Para a Capital Economics, o regresso da petrolífera francesa ao norte do país "é uma boa notícia, apesar do atraso que implica que a produção e exportação de gás natural comece apenas em 2028", precisamente quando o custo da dívida mais sobe.
Isto, conclui a consultora britânica, significa que um eventual novo atraso resultará quase de certeza na necessidade de reestruturar os termos dos pagamentos da dívida aos investidores.
Moçambique tem três projetos de desenvolvimento aprovados para exploração das reservas de gás natural da bacia do Rovuma, classificadas entre as maiores do mundo, ao largo da costa de Cabo Delgado.
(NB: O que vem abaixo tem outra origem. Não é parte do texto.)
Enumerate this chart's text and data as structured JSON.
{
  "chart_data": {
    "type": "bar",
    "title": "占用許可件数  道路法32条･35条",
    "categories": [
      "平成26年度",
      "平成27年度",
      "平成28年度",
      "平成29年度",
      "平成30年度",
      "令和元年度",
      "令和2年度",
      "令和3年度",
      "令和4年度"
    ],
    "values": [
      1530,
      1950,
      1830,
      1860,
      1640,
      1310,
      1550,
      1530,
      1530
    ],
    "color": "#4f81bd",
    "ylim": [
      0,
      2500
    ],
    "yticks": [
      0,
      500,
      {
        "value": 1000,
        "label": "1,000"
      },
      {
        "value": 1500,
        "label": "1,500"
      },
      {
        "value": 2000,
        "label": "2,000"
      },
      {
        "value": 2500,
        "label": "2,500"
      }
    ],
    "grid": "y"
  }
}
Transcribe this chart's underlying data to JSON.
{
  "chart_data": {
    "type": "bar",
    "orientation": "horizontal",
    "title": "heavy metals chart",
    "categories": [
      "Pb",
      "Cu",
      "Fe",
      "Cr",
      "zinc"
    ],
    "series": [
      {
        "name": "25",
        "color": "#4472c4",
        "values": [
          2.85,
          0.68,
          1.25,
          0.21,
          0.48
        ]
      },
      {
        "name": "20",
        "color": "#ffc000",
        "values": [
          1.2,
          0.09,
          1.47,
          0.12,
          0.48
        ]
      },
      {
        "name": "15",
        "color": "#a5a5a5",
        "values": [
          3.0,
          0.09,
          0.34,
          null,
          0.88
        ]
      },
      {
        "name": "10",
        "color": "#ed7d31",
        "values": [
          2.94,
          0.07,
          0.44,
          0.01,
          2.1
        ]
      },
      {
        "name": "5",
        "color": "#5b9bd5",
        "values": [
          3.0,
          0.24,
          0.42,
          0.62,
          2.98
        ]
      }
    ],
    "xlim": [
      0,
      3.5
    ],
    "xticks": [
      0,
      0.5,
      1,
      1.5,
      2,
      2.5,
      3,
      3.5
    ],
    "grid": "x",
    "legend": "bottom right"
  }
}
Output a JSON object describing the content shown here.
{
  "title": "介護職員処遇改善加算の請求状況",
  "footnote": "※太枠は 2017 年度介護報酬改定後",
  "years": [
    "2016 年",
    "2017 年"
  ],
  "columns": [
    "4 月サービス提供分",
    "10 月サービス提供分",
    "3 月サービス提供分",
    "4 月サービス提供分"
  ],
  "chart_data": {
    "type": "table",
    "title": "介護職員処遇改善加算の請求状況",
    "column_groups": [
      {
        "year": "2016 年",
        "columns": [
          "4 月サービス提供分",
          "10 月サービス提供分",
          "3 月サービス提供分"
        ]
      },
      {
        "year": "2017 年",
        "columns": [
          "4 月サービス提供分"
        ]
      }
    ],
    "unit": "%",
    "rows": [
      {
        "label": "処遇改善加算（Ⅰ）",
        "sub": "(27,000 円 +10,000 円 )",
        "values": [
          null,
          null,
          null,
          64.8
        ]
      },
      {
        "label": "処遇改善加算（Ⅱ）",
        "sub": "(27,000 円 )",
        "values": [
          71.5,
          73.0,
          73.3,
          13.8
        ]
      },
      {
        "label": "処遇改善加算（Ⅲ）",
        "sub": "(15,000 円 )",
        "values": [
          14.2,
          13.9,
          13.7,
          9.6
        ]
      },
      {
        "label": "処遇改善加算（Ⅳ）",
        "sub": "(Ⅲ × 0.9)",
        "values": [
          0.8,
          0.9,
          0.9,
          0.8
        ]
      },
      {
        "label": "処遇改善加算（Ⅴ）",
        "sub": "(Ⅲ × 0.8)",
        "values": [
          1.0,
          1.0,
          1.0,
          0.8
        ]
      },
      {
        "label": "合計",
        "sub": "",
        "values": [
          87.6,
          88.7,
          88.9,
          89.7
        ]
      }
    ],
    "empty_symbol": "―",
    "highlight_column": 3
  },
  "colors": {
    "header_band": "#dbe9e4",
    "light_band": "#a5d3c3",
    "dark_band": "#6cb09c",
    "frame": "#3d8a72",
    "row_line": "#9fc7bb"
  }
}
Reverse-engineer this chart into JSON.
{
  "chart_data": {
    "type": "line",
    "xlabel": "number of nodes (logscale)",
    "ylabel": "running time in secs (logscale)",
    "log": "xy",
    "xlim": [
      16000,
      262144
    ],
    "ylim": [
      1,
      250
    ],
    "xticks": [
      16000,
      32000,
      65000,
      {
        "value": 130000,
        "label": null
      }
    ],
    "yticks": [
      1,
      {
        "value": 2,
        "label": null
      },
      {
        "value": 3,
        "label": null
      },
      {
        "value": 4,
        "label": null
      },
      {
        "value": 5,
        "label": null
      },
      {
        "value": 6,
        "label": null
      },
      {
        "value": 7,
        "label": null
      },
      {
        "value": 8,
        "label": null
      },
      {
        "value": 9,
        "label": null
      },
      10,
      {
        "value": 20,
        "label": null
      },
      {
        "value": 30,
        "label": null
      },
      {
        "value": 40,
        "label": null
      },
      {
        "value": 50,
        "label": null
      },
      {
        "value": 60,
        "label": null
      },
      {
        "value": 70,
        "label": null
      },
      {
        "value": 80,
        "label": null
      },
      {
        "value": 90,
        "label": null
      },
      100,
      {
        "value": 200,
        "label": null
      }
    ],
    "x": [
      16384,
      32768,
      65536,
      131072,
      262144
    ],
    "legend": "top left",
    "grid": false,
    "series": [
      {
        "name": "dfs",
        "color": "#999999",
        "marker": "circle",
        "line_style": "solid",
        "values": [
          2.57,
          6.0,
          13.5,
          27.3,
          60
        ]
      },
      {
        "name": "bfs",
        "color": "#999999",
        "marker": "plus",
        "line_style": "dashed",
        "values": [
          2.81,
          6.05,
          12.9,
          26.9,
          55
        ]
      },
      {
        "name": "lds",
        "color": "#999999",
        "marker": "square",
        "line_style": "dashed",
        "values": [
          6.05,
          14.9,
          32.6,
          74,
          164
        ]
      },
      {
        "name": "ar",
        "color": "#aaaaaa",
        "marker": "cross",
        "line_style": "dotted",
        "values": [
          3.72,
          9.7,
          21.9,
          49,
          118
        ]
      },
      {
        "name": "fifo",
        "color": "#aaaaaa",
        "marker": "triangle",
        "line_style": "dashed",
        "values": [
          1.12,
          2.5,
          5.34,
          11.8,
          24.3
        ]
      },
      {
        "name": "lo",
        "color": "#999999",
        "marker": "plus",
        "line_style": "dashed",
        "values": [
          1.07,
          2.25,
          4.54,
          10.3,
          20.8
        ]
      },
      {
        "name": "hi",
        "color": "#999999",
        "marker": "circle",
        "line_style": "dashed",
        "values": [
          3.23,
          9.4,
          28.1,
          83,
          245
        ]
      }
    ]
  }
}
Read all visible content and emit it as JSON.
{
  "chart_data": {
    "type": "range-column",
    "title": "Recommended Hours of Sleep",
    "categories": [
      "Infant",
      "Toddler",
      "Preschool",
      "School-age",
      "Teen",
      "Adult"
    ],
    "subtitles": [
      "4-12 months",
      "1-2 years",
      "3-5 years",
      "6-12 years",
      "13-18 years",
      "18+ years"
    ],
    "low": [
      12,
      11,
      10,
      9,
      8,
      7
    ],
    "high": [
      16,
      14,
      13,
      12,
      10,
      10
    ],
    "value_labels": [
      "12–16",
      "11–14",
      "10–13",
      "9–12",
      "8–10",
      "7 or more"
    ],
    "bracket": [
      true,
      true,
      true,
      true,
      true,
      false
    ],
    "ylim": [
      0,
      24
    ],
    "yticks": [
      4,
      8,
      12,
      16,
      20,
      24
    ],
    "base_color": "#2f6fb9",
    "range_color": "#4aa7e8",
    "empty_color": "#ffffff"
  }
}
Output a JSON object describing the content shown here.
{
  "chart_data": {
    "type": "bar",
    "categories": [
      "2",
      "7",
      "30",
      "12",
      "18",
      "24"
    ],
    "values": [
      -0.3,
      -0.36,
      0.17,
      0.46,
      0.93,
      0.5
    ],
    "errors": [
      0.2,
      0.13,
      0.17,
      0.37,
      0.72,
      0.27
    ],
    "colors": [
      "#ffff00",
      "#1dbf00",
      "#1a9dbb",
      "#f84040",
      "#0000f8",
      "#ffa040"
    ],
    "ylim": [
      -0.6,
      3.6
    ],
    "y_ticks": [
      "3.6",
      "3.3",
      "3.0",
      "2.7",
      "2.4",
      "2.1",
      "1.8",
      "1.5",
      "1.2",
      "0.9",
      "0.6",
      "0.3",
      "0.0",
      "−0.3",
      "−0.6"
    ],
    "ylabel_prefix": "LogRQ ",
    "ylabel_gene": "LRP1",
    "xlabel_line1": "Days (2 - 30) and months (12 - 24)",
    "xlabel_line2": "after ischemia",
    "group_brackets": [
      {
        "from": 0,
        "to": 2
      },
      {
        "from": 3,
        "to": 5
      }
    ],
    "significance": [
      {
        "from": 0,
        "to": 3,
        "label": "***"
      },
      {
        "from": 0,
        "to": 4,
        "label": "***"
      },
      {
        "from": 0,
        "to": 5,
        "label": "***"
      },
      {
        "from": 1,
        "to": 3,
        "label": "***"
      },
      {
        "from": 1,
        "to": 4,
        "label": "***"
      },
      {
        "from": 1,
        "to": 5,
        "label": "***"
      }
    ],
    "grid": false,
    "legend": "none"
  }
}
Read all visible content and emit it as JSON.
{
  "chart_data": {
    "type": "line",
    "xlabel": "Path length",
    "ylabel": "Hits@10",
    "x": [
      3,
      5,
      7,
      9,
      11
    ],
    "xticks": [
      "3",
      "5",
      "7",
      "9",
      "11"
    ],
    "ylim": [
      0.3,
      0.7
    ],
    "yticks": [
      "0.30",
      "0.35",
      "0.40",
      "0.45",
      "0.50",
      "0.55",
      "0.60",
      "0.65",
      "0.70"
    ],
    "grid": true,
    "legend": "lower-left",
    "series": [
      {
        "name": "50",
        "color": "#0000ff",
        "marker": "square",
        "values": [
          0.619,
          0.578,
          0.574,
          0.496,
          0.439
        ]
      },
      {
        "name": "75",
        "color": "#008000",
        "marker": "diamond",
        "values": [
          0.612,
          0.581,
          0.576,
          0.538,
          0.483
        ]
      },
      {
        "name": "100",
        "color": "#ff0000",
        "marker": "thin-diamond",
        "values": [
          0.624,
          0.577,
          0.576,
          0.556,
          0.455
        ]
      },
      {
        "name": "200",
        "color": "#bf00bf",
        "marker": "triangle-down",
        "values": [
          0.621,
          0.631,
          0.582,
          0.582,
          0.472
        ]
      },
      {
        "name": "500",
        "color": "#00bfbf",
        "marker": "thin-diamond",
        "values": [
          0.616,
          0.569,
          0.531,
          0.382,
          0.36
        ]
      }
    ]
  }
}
Dois desses projetos têm maior dimensão e preveem canalizar o gás do fundo do mar para terra, arrefecendo-o numa fábrica para o exportar por via marítima em estado líquido.
Um é liderado pela TotalEnergies (consórcio da Área 1) e as obras avançaram até à suspensão por tempo indeterminado, após um ataque armado a Palma, em março de 2021, altura em que a energética francesa declarou que só retomaria os trabalhos quando a zona fosse segura.
O outro é o investimento ainda sem anúncio à vista liderado pela ExxonMobil e Eni (consórcio da Área 4).
Um terceiro projeto concluído e de menor dimensão pertence também ao consórcio da Área 4 e consiste numa plataforma flutuante de captação e processamento de gás para exportação, diretamente no mar, que arrancou em novembro de 2022.
A plataforma flutuante deverá produzir 3,4 mtpa (milhões de toneladas por ano) de gás natural liquefeito, a Área 1 aponta para 13,12 mtpa e o plano em terra da Área 4 prevê 15 mtpa.
A província de Cabo Delgado enfrenta há cinco anos uma insurgência armada com alguns ataques reclamados pelo grupo extremista Estado Islâmico.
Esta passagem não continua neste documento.